In this next episode of our series Rethinking Asia, we pick up where we left off last episode looking at the role of debt in China’s economy. We spoke with Charlene Chu, a senior partner for China macro-financial research at Autonomous Research, an independent research firm. Well known for her analysis of China’s shadow banking industry, Charlene previously was a senior director covering Chinese financial institutions at Fitch Ratings.
Charlene gave her assessment of the recent rise in Chinese debt and why she thinks a painless deleveraging is unlikely. While China has implemented some reforms in recent years, it has mostly avoided deleveraging. Previously, China relied on a high deposit base to support credit expansion, but new credit consistently outstrips deposit growth making the levels of credit growth unsustainable. Some of Charlene’s main takeaways include:
- China’s debt-to-GDP has increased by nearly 150 percentage points since the Global Financial Crisis, accompanied by a $30 trillion increase in the banking sector. While other countries have experienced large increases in debt-to-GDP before, the size and scale of China’s economy makes the growth alarming.

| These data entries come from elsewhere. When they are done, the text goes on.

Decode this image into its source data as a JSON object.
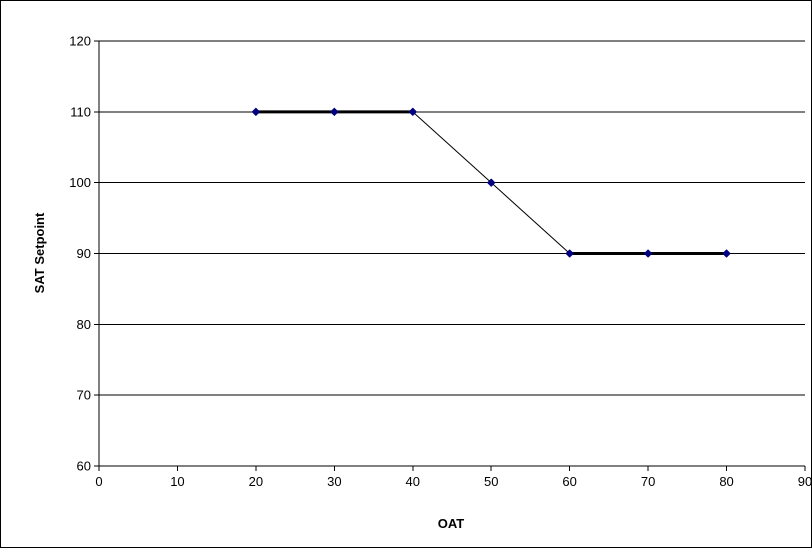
{
  "chart_data": {
    "type": "scatter",
    "title": "",
    "xlabel": "OAT",
    "ylabel": "SAT Setpoint",
    "xlim": [
      0,
      90
    ],
    "ylim": [
      60,
      120
    ],
    "xticks": [
      0,
      10,
      20,
      30,
      40,
      50,
      60,
      70,
      80,
      90
    ],
    "yticks": [
      60,
      70,
      80,
      90,
      100,
      110,
      120
    ],
    "grid": "horizontal",
    "legend": "none",
    "series": [
      {
        "x": [
          20,
          30,
          40,
          50,
          60,
          70,
          80
        ],
        "y": [
          110,
          110,
          110,
          100,
          90,
          90,
          90
        ],
        "marker": "diamond",
        "marker_color": "#000080",
        "line_color": "#000000",
        "emphasized_segments": [
          [
            0,
            2
          ],
          [
            4,
            6
          ]
        ]
      }
    ]
  }
}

- The vast majority of China’s debt is in the corporate and property sectors. China has also experienced a run up in consumer debt over the last few years, but, currently there is no concern in households’ ability to service the debt.
- One of the most troubling aspects of China’s debt problem is the surge in the more opaque and less regulated shadow banking sector. However, the merging of two regulatory bodies should reduce some of the regulatory arbitrage that has allowed off balance sheet lending to grow.
- While a financial crisis is not preordained, Charlene dismissed the prospects of a “beautiful deleveraging.” Any attempts to deal with China’s debt burden will require hard decisions, including shuttering less productive companies by forcing them to realize losses, reining in shadow banking, capping credit growth, adjusting lending rates to account for risk, and accepting lower levels of GDP growth.